For instance, their Pro Online interface allows for the exporting of order history to Quickbooks, the accounting software used by most small contractors, and makes it easy to manage delivery options to a large number of active job sites. If you go into a typical consumer online shopping site and try to ship items to multiple addresses other than your own, you’ll quickly trigger a fraud alert. But while this behavior is atypical for consumers, it is standard behavior for Pro contractors who appreciate that Home Depot understands how they operate.

While Pro customers have gone from making up 30% of revenue a decade ago to 45% today, there is meaningful opportunity still ahead. According to the company, 70% of Pro customers never visit the dedicated Pro desk at the store. But when Home Depot is able to identify these contractor customers and engage with them at the Pro Desk or other Pro services, their annual spending quickly doubles on average.

While Home Depot has executed extremely well over the last decade, it did so in the context of a weak overall economy, the worst housing crash in a century, an existing base of homes that had more new homes (needing less home improvement work) than the historical average, and low or even negative equity restricting homeowners’ ability to finance home improvement projects. But we believe the housing end market is in the midst of a Great Reshuffling.

While Home Depot generated solid 5% annual revenue growth during the decade between the end of the housing crash and the beginning of the COVID pandemic, it is important to note that the Do It Yourself homeowner segment grew at about 3% a year, while the Pro segment serving contractors grew at 9% a year. We believe that the low growth of Do It Yourself sales was related to the depressed housing activity that characterized the last decade, but is now in the midst of reverting to more normalized activity levels. The faster growth in the contractor segment on the other hand was due to them taking material market share and building a better set of services for Pro customers. Thus, this segment grew nicely despite the low levels of housing activity and will benefit further from a reversion to more normalized home improvement activity.

As Americans emerge from the pandemic, they will be reevaluating their housing needs. Remote work options may cause more homeowners to consider moving, with home improvement projects being common in preparation for sale as well as when a new family first moves into a house. Many people who do not move will still plan to work from home with some regularity, driving demand to create office space in their house with associated remodeling expenditures.
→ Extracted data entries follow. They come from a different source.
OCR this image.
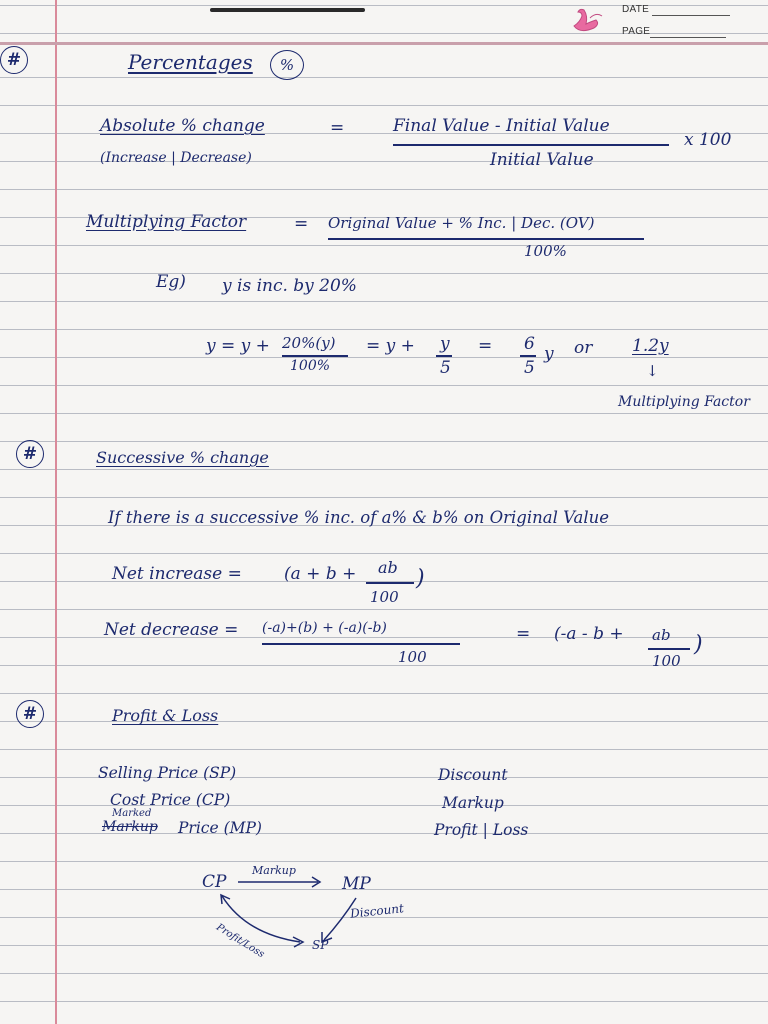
DATE
PAGE
#	Percentages	%
Absolute % change
(Increase | Decrease)
=	Final Value - Initial Value
Initial Value
x 100
Multiplying Factor	= Original Value + % Inc. | Dec. (OV)
100%
Eg) y is inc. by 20%
y = y + 20%(y)
100%
= y + y
5
= 6
5
y or 1.2y
↓
Multiplying Factor
#	Successive % change
If there is a successive % inc. of a% & b% on Original Value
Net increase = (a + b + ab
100
)
Net decrease = (-a)+(b) + (-a)(-b)
100
= (-a - b + ab
100
)
#	Profit & Loss
Selling Price (SP)
Cost Price (CP)
Marked
Markup Price (MP)
Discount
Markup
Profit | Loss
CP	MP
SP
Markup
Discount
Profit/Loss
Home Depot is firing on all cylinders. They did right by their employees during the pandemic, remaining open as an essential business, spending $2 billion in increased pay and bonuses, half of which they have decided to make permanent. While 2021 will face difficult comparisons to last year’s off the charts home improvement spending due to home owners being stuck in their homes during shelter in place, we think Home Depot has an extremely promising decade ahead.